How to configure generator blocks to automatically fetch or scaffold input data for a rescile module.

Data Generators

Data generators allow rescile to actively fetch or scaffold data to be processed by a module. Instead of requiring users to manually craft JSON or CSV inputs, [generator] blocks automatically fetch data from external APIs, transform formats, or execute scripts to generate inputs or assets.

The Runner Architecture

Generators operate using a multi-runner architecture. You can select the execution mode using the runner field:

  1. Native API Caller (http): Executes HTTP requests natively (e.g., fetching from REST or GraphQL endpoints). Highly secure and portable.

If runner is omitted, it defaults to "http".

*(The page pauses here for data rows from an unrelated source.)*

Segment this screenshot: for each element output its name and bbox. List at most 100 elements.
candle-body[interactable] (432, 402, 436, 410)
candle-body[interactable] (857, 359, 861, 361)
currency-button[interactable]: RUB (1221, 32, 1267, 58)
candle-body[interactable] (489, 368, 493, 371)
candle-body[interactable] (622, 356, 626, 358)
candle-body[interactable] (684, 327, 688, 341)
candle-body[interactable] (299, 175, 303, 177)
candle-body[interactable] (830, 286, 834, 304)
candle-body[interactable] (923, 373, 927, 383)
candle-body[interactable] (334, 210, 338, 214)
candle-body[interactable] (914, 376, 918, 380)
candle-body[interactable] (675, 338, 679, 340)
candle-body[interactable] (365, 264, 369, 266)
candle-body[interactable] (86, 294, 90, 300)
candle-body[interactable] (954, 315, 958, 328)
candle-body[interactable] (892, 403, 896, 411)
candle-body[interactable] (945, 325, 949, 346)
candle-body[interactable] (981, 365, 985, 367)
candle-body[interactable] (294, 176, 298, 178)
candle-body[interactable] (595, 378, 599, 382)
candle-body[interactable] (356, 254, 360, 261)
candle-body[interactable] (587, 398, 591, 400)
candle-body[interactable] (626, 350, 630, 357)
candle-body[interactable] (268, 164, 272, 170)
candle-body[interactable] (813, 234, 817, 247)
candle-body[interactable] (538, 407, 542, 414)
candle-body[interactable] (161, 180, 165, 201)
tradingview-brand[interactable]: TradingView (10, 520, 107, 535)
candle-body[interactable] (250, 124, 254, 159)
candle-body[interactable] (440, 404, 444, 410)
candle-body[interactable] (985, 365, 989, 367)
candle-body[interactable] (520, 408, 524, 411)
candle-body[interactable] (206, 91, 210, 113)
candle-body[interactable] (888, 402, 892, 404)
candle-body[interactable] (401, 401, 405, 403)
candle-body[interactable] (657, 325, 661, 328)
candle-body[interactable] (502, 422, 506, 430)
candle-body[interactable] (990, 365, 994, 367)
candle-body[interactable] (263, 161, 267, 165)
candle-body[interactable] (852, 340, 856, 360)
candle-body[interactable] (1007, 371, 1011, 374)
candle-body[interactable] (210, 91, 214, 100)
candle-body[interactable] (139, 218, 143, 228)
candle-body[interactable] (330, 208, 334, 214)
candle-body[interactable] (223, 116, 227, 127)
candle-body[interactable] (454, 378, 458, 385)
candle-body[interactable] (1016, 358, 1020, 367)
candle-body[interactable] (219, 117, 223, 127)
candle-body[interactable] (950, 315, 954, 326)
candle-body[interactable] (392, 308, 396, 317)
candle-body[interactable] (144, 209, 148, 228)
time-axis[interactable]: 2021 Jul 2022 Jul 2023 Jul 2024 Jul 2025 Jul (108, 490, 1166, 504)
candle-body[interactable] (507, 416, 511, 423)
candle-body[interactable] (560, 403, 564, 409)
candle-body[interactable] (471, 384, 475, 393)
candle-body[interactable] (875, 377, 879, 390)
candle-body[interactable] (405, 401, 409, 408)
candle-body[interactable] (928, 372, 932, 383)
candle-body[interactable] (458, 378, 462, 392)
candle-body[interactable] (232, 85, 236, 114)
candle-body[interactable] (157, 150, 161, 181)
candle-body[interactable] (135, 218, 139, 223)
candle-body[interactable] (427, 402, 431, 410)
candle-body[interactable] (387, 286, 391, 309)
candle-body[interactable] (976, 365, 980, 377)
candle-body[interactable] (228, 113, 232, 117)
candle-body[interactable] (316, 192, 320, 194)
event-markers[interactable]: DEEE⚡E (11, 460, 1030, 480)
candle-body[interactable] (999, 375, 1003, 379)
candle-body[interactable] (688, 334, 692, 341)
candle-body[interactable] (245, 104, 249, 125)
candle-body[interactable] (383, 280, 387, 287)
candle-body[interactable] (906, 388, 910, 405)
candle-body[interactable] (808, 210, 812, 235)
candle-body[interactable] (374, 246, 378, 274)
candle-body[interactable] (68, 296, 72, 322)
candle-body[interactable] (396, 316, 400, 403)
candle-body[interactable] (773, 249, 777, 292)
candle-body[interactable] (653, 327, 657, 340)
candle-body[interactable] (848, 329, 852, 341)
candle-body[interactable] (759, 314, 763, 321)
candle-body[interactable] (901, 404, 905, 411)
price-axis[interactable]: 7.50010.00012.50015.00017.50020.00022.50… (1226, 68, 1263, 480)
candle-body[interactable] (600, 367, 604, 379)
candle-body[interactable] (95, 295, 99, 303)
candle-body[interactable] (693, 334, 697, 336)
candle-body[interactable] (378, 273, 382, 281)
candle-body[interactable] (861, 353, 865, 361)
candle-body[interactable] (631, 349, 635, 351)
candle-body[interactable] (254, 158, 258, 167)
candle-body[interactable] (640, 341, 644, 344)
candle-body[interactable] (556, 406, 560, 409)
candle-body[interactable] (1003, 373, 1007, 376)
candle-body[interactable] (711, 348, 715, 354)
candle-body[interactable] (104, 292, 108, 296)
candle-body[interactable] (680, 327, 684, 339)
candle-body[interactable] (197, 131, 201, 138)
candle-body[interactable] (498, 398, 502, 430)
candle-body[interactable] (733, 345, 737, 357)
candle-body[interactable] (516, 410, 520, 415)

Generic Configuration Fields

Every generator requires a target and allows you to configure its execution behavior:

  • target_input / target_asset: The explicit target file to populate. Exactly one must be specified. target_asset outputs to a CSV file matching a declared [[asset]], while target_input outputs to a JSON file matching a declared [[input]].
  • runner: The execution mode (only "http" is currently supported). Defaults to "http".
  • description: A human-readable description of what the generator does.
  • abort_on_failure: If true, aborts the entire rescile process if the generator returns a failure or produces invalid data.

Automatic Output Validation

rescile automatically intercepts and validates the data produced by your generators before importing it into the graph.

  • Asset Validation: If the target_asset corresponds to an [[asset]] defined in module.toml, rescile verifies that the generated CSV output contains all required = true columns and that the data types in each column precisely match the declared schema.
  • Input Validation: If the target_input corresponds to an [[input]] block, rescile parses the generated JSON and checks that the overall structure (format) and all inner objects strictly adhere to the defined fields.

If the generated output is invalid, the generator execution will fail, throwing an error indicating exactly which validation constraint was violated (e.g., missing required column, invalid type, empty value where allow_empty = false). If abort_on_failure is set to true, the entire rescile process will abort.

Execution Triggers & Caching

Since fetching external data can take significant time, rescile provides triggers and caching to improve the developer experience:

  • condition = "on_missing": The command runs only if the target output file does not exist. Ideal for heavy initial dataset seeding.
  • ttl = "1h" (Time-To-Live): Checks the modified time (mtime) of the target file. If the file is younger than the TTL (e.g., 15m, 1h, 2d), execution is skipped.
  • condition = "always" (Default): Runs on every execution unless a valid TTL skips it.

Note: You can forcefully bypass TTL caches by running the CLI with --refresh-generators. You can also entirely skip generator execution using --ignore-generators.